Jorge continues to produce, compose and perform with numerous music, dance, and film projects including Triage, Audiograph, Black Mambo Dream, Parranda Vallenata, the Hunter College Jazz Big Band and the FolkCOLOMBIA All Stars, producing the latter’s annual FolkCOLOMBIA at the Queens Museum of Art event and winning a Grammy for producing Live Wire: Woody Guthrie in Performance 1949 (2008) in the Best Historical Album category An ethnomusicologist, Arevalo is executive director of the Alan Lomax Archive / Association for Cultural Equity in NYC.

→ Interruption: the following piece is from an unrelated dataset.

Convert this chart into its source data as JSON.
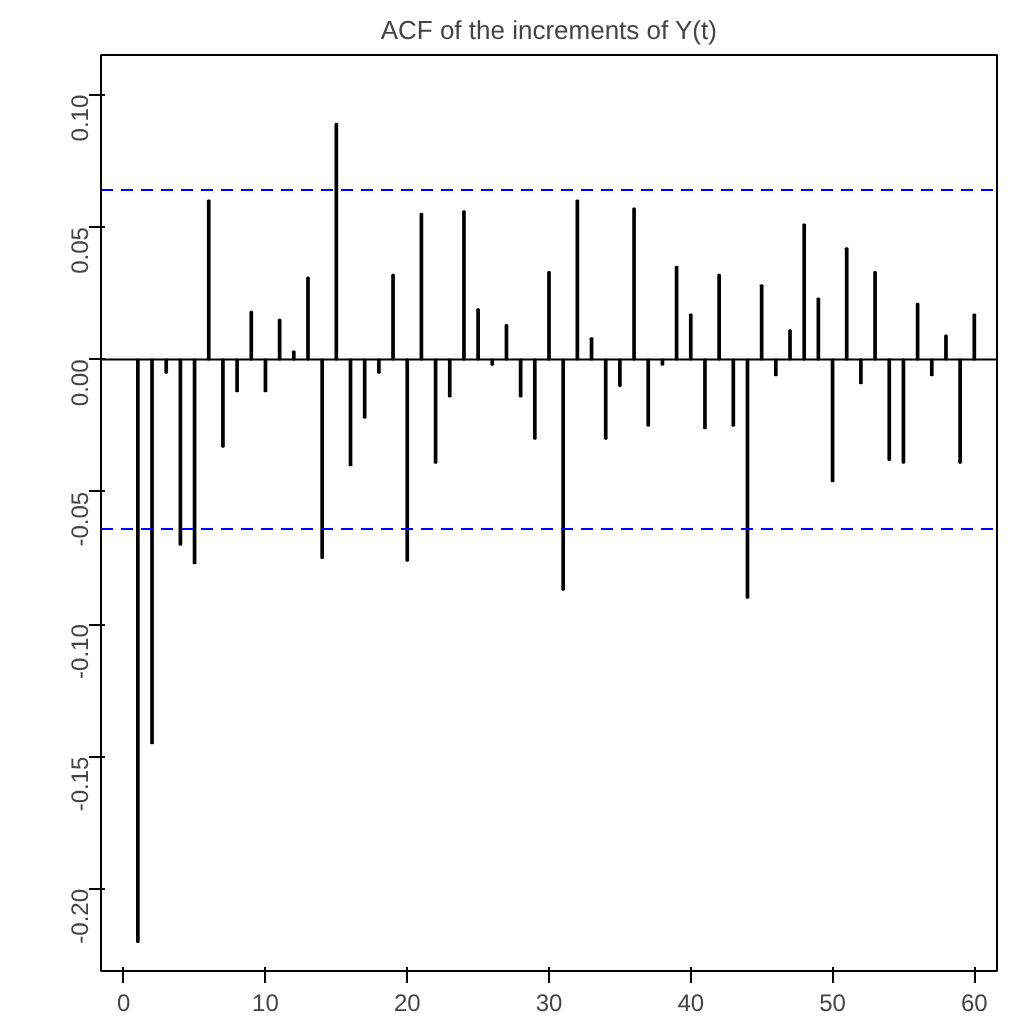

Mick transitioned into pro sound engineering and audio electronics in 1981, mixing stage monitors on road tours with The Waitresses and Robert Gordon, mixing at venues for bands including Madonna, Aretha Franklin, and The Dead Kennedys. He later worked in corporate sound for clients such as The New York Stock Exchange, GM, Bankers Trust, and Trinity Church and then recording studios including Sony Studios, Unique Recording, and Kampo Studios among others. In 1996 he scored and wrote 5 songs in his home studio for the movie, Passion and Romance; Strange Desire (1997), shortly after starting at Howard Schwartz Recording. – https://www.imdb.com/title/tt0170627/fullcredits/?ref_=tt_ov_st_sm. He never stopped playing. Bands he has performed/recorded with over the years include Brett Smiley, Phoebe Legere (“Cajun Moon” CD), Shokei Harada (4 set CD – Japan), Antonia and the Operators (EP), Jim Sharpley and The Sharpshooters (“Northern Country” album) Paul Anthony (release pending), Val Kinzler and Validation (release pending), Krave (release pending),The Cynz, The Lee Lawless Band, Soul Cake, Jim Knable, Phil Gammage, The Bowery Boys, The Brooklyn Horns, Snake Monsters, Paintbox, Gary Knox, The Poorboys, The Hysterics, Electroflex, Hard Labour, Wendy Leeds, Social Register, The Seclusions (Isolation for Creation – album uncredited), and finally Thomas Chapin (jazz saxophonist) and Arthur Kell (bass) in high school. Theater credits include drumming for “Tyrone X” and “Werold (is…IS)”. https://www.nytimes.com/1983/10/19/arts/the-dance-werold.html.
He currently performs regularly in a number of outfits including Don BlackCat & Friends, Density, Eve Blackwater, Rick Eckerle and The Archangels, Broken Time Machine, Michelle Fury, Cheri Dahl, Marlowe B. West, and The Next.